Зато Витю тоже стало тянуть – нет, не отплясывать, а побыть во внеурочной атмосфере рядом с девочками, как-то незаметно обретшими таинственность, особенно в настоящих платьях, в которых Витя и взрослых не припоминал: то в каких-то колокольных, то в узеньких и блестящих, как ящерки... Праздничных причесок Витя тоже не разбирал, но что и они излучали значительность – особенно непостижимо высокие и воздушные (на уроках бы за них сразу влетело), – это он видел. Мари не может стряпать и стирать, зато умеет петь и танцевать – и правильно, это важнее, чем стряпня и стирка: для них есть тетки. Но много глупостей больших Витя готов был совершить все-таки скорее не ради тех, кто танцует или, пошептавшись, прыскает, а ради тех, кто загадочно стоит у стены. Неизвестно почему одна из таких стоящих во время белого танго внезапно пригласила его, и он обмер, когда его рука поневоле оказалась на ее талии, – еле дотоптался, пока наконец не истаял невероятно томительный "Маленький цветок".

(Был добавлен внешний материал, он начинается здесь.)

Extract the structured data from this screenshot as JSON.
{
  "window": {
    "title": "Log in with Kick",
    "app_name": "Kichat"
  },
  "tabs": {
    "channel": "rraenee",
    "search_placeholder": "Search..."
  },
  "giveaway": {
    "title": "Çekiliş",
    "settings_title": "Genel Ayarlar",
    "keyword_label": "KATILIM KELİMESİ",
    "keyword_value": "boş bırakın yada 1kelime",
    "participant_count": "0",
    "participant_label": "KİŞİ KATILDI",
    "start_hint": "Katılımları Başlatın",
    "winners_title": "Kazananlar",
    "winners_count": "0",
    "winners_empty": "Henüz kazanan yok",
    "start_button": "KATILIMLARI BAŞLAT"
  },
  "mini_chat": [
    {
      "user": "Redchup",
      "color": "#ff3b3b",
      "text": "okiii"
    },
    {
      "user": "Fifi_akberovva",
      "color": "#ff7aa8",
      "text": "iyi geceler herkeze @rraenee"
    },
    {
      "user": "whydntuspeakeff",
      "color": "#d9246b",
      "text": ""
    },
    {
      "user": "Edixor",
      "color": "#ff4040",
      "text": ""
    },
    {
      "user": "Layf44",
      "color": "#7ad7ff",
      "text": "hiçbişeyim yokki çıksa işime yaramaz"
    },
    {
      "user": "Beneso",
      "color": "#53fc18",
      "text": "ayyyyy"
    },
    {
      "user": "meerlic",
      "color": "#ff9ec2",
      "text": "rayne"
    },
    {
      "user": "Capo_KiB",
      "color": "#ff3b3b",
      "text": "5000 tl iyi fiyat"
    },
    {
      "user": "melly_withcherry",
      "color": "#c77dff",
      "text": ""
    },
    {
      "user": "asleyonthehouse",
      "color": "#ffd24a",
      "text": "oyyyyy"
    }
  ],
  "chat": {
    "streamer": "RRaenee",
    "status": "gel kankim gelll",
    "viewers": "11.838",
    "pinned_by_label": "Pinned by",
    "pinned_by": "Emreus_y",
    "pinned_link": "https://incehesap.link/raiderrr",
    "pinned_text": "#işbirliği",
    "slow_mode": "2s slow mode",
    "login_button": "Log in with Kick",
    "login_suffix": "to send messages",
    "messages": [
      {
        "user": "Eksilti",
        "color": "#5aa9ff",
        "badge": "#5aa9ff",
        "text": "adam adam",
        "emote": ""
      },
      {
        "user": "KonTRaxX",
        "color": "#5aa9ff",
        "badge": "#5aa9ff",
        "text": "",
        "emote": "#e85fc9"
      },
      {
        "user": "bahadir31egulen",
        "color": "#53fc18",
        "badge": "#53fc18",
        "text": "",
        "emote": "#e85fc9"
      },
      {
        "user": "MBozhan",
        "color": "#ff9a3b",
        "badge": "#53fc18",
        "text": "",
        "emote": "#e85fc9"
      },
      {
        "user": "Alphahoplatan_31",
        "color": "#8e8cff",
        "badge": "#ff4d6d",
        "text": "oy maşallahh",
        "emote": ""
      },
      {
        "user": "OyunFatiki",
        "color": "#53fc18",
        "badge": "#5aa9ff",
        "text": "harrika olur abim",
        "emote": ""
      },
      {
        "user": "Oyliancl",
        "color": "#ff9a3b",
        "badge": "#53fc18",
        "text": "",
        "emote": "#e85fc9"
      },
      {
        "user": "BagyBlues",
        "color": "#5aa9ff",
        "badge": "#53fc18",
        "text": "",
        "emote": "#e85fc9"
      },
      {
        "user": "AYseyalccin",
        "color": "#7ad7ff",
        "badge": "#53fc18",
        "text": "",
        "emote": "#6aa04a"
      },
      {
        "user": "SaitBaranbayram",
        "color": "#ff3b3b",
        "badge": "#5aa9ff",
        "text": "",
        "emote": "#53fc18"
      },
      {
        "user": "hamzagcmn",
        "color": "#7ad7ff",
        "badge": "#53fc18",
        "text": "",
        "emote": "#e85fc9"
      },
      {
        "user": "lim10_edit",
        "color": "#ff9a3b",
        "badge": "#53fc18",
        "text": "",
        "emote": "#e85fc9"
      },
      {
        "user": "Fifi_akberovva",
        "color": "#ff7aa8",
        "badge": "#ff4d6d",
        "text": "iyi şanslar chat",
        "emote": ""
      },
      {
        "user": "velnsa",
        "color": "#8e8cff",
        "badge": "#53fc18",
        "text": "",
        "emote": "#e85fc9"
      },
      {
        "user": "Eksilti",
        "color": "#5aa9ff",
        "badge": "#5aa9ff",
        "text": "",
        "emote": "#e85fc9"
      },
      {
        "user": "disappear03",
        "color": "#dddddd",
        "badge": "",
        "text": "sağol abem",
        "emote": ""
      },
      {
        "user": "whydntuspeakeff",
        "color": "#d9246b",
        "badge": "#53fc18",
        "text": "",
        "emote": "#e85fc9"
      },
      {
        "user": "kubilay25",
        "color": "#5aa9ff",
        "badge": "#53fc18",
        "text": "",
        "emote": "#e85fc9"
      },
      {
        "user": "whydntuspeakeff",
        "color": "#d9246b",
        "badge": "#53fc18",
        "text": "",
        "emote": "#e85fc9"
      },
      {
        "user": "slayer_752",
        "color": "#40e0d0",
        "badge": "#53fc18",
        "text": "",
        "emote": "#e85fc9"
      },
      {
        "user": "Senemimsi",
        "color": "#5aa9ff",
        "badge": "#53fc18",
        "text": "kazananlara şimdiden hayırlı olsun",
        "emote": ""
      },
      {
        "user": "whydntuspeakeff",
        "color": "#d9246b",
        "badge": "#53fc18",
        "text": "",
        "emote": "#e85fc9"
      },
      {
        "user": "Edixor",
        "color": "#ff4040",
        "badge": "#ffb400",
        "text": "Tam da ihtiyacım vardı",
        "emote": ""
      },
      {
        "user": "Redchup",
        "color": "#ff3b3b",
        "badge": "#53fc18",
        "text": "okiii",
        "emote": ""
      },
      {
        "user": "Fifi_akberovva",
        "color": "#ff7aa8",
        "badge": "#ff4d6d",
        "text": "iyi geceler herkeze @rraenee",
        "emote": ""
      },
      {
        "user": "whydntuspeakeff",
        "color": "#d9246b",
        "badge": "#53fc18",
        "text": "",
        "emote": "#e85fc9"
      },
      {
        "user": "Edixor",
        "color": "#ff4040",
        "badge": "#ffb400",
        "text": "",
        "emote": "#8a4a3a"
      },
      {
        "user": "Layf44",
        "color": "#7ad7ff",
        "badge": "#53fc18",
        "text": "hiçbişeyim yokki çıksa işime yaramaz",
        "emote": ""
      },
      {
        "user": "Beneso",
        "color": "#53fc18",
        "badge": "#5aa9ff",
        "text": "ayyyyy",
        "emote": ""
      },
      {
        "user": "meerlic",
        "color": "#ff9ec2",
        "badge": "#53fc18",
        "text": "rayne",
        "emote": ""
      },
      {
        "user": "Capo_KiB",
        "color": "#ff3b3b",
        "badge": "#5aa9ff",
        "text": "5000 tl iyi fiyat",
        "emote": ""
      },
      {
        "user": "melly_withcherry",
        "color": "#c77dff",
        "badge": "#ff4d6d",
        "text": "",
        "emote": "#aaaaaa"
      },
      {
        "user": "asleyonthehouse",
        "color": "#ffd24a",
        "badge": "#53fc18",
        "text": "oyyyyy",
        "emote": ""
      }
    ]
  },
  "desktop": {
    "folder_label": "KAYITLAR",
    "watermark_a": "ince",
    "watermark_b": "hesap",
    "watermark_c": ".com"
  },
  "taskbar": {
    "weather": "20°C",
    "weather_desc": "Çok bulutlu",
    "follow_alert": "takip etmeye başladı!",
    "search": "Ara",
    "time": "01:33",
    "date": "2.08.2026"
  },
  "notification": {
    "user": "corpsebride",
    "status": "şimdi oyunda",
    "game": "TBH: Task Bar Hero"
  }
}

Витя каждый раз замирал, когда до него доносился популярный куплет: я гляжу ей вслед – ничего в ней нет, – в них во всех что-то было, неизвестно откуда взявшись. Он даже не мог различить, кто из девочек посимпотней, бивший от всех от них напор тайны делал его полуслепым. А ведь только что, кажется, мог огреть любую из них по спине в догонялках или вступить в нешуточную борьбу за спорное яблоко, хватаясь за все, что под руку попадется...

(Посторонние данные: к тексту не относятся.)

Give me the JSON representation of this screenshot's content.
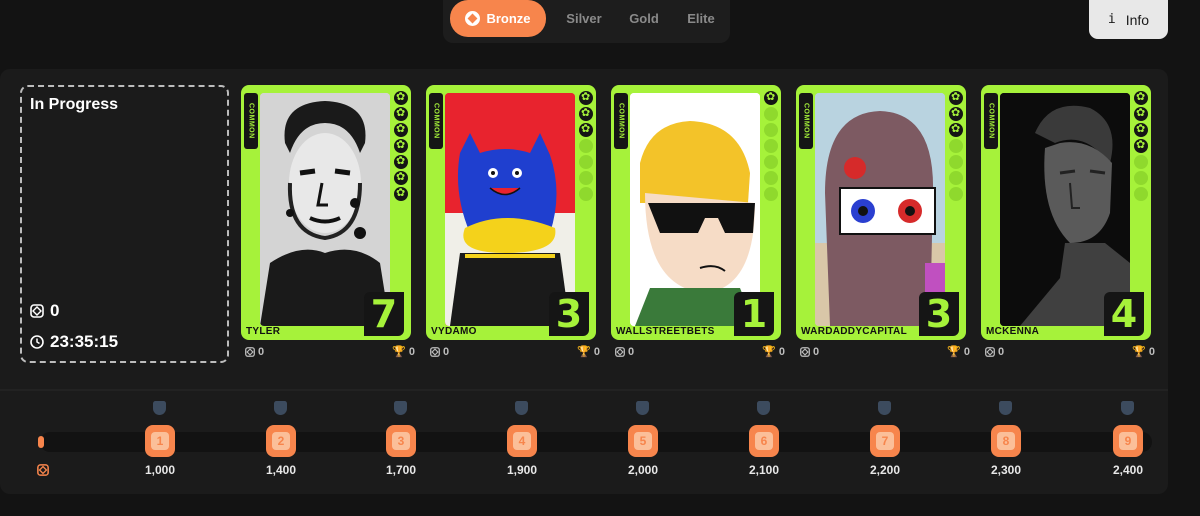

Однако теперь те же вроде бы самые девочки под слоем явной робости пробуждали в нем еще и скрытую бесшабашность, желание отмочить перед ними что-нибудь отчаянное. Однако аллигаторы, крупные или мелкие, проворные или ленивые, особенно охотно концентрировавшиеся всюду, где попахивало весельем, вселяли в него столь мистический ужас, что он и не смел думать о девочках, ясно понимая, что такие трусы не имеют на это права. Он даже не задерживался перед зеркалом пострадать как следует, до чего он уродливый – длинный нос, глазки бусинками, уши торчат то одно, то другое: до страданий по поводу собственной внешности еще нужно было дорасти – он же снимал свою кандидатуру на гораздо более ранних этапах конкурса. Ибо при одной только мысли, что перед ним сейчас предстанет аллигатор, его покидала всякая воля и достоинство. Так однажды, когда Вите с первого раза не поддалась разбухшая дверь в школу, он, вместо того чтобы дернуть посильнее, жалобно попросил: "Пусти, а?" – аллигаторы любили подобные шутки. Или: услышав крик из футбольной компании: "Куда попрыгал?" – Витя повернулся и покорно пошел прочь, лишь после сообразив, что вопрос относился к мячу. Хотя, пока ему приходилось иметь дело с людьми, а не с аллигаторами, он не отличался особой робостью, вполне умел и пихаться: ты чё, крутой, что ли?!. Даже дрался сколько-то там раз. Но в драке с человеком, как это ни мучительно, ты все-таки знаешь, что он чувствует не только твои удары, но и твою боль, твою обиду... А вот если для него существует исключительно то, что он может увидеть, пощупать, разжевать... Они так про девочек и говорили: щупать.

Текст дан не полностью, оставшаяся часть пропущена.